Even if you are only considering free plugins, it’s important to determine if they are offered on a freemium basis or not. This means there is a free and a premium version of the plugin, with the former having less features than the paid for version. In this case it’s important to establish exactly which features are missing and whether they are ones you will need.
Some free plugins can also be expanded by paying for premium extensions or addons. While a free plugin might be tempting, if important features your site will require now, or at a later date are only available as a paid extension, make sure you factor in the costs when comparing plugins.

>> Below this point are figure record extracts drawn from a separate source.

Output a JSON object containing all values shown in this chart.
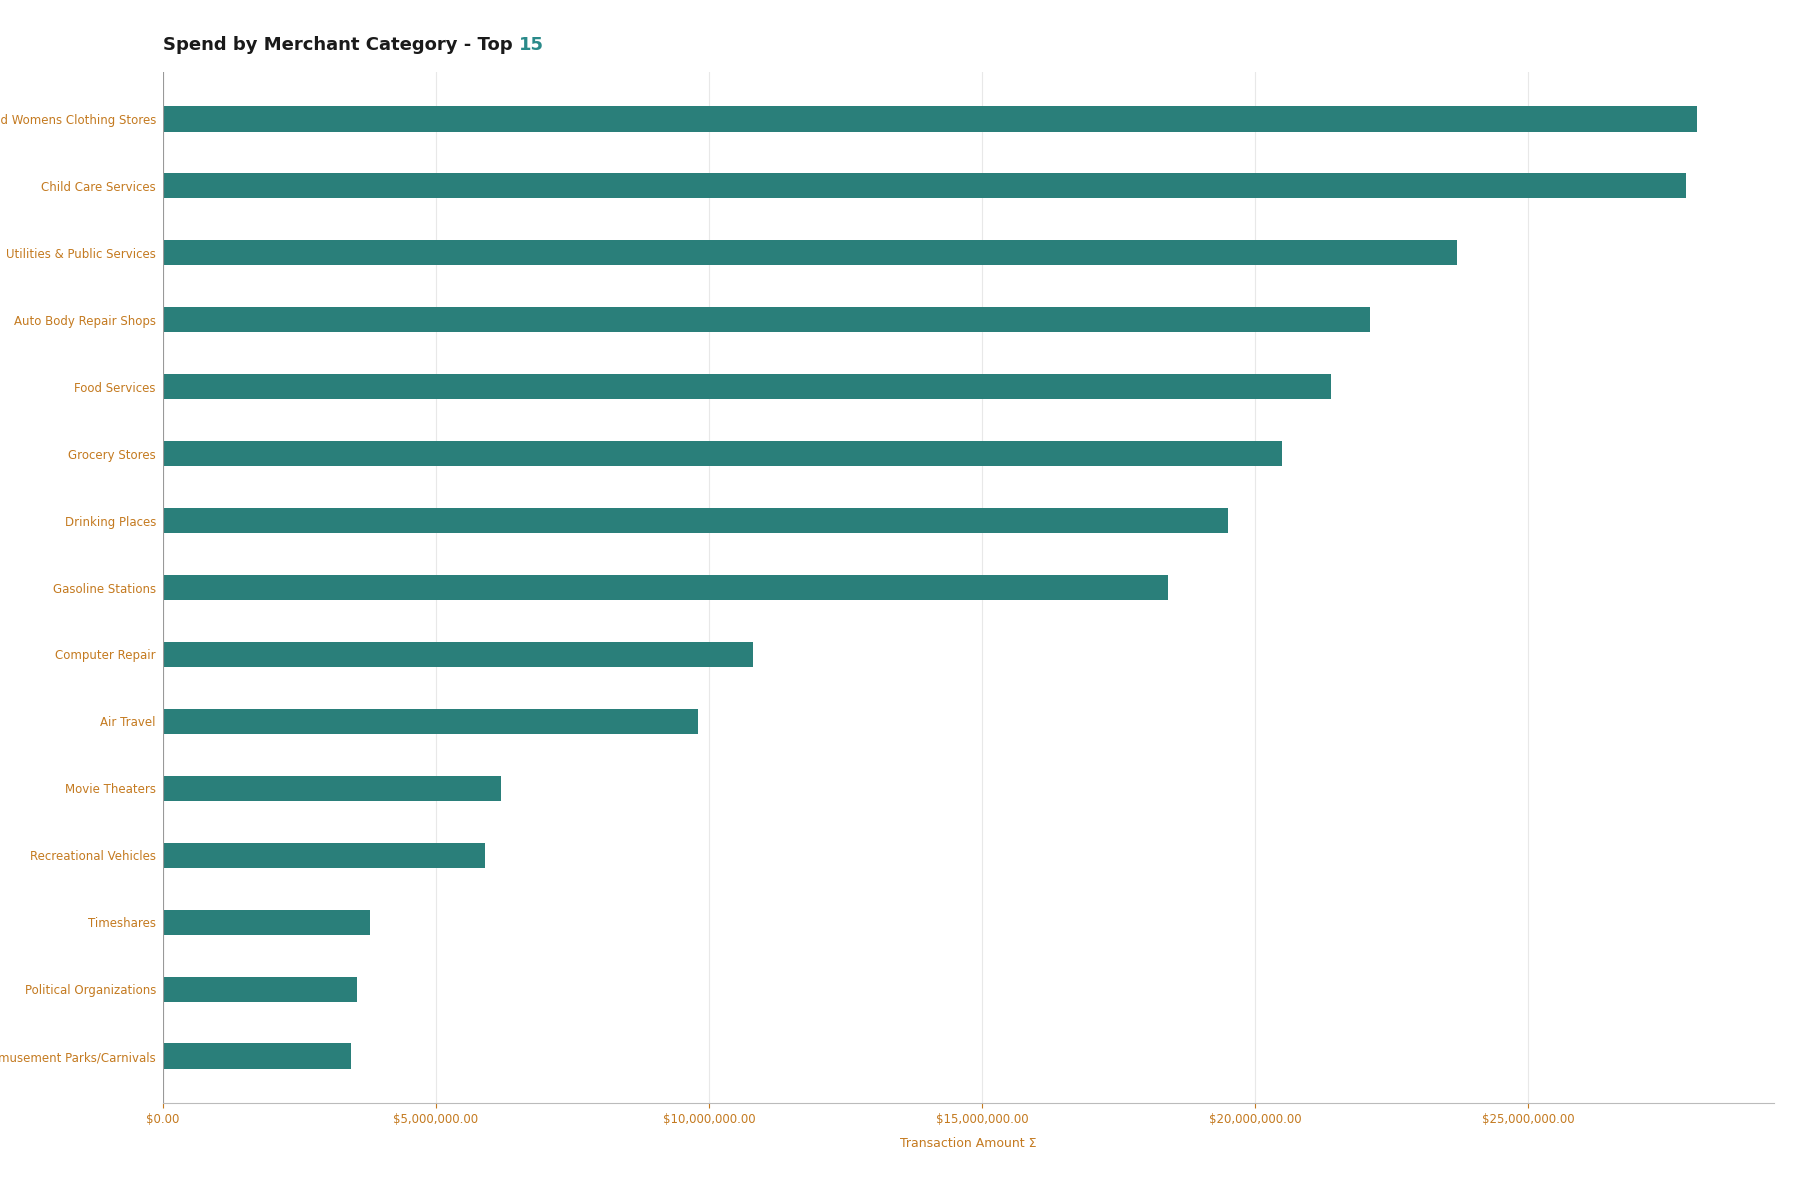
{
  "title_part1": "Spend by Merchant Category - Top ",
  "title_part2": "15",
  "title_color1": "#1a1a1a",
  "title_color2": "#2a8a8a",
  "xlabel": "Transaction Amount Σ",
  "categories": [
    "Mens and Womens Clothing Stores",
    "Child Care Services",
    "Utilities & Public Services",
    "Auto Body Repair Shops",
    "Food Services",
    "Grocery Stores",
    "Drinking Places",
    "Gasoline Stations",
    "Computer Repair",
    "Air Travel",
    "Movie Theaters",
    "Recreational Vehicles",
    "Timeshares",
    "Political Organizations",
    "Amusement Parks/Carnivals"
  ],
  "values": [
    28100000,
    27900000,
    23700000,
    22100000,
    21400000,
    20500000,
    19500000,
    18400000,
    10800000,
    9800000,
    6200000,
    5900000,
    3800000,
    3550000,
    3450000
  ],
  "bar_color": "#2a7f7a",
  "background_color": "#ffffff",
  "xlim_max": 29500000,
  "xtick_values": [
    0,
    5000000,
    10000000,
    15000000,
    20000000,
    25000000
  ],
  "grid_color": "#e8e8e8",
  "text_color": "#c47a20",
  "title_fontsize": 13,
  "axis_label_fontsize": 9,
  "tick_fontsize": 8.5,
  "category_fontsize": 8.5,
  "bar_height": 0.38
}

More and more premium plugins are now available on yearly plans, rather than priced with a one-time payment. While you can still use the plugin after the year is up without renewing, this will often exclude you from using the support service as well as receiving any updates that are released.
As with most products, when comparing plugins, price shouldn’t be the only criteria you use to compare the different options, but it should still be factored into your final decision.
What other features do the plugins include besides the ones you require? This can sometimes help you make a decision when comparing plugins, however, it’s important not to get distracted by features you don’t need and won’t use.
Too many features can often mean a plugin is complicated to configure and setup. Numerous features can even raise questions as to how well the developers have managed to fully implement each of the different features, compared to a developer that has focused on just one or two key features.
When it comes to picking a WordPress plugin, the hardest part often isn’t finding one to solve your problem, but deciding which of the many options available is the right choice for you. In this article we have covered some of the main criteria that can be used to help you evaluate the different options available when choosing a plugin, including:
- Defining what key features you need
- Reviews, popularity and ratings of a plugin
- Support and updates
- Price and pricing plans for the plugin
- Non-essential features included in the plugin
Hopefully you now have enough information to go about selecting the right plugin for your needs.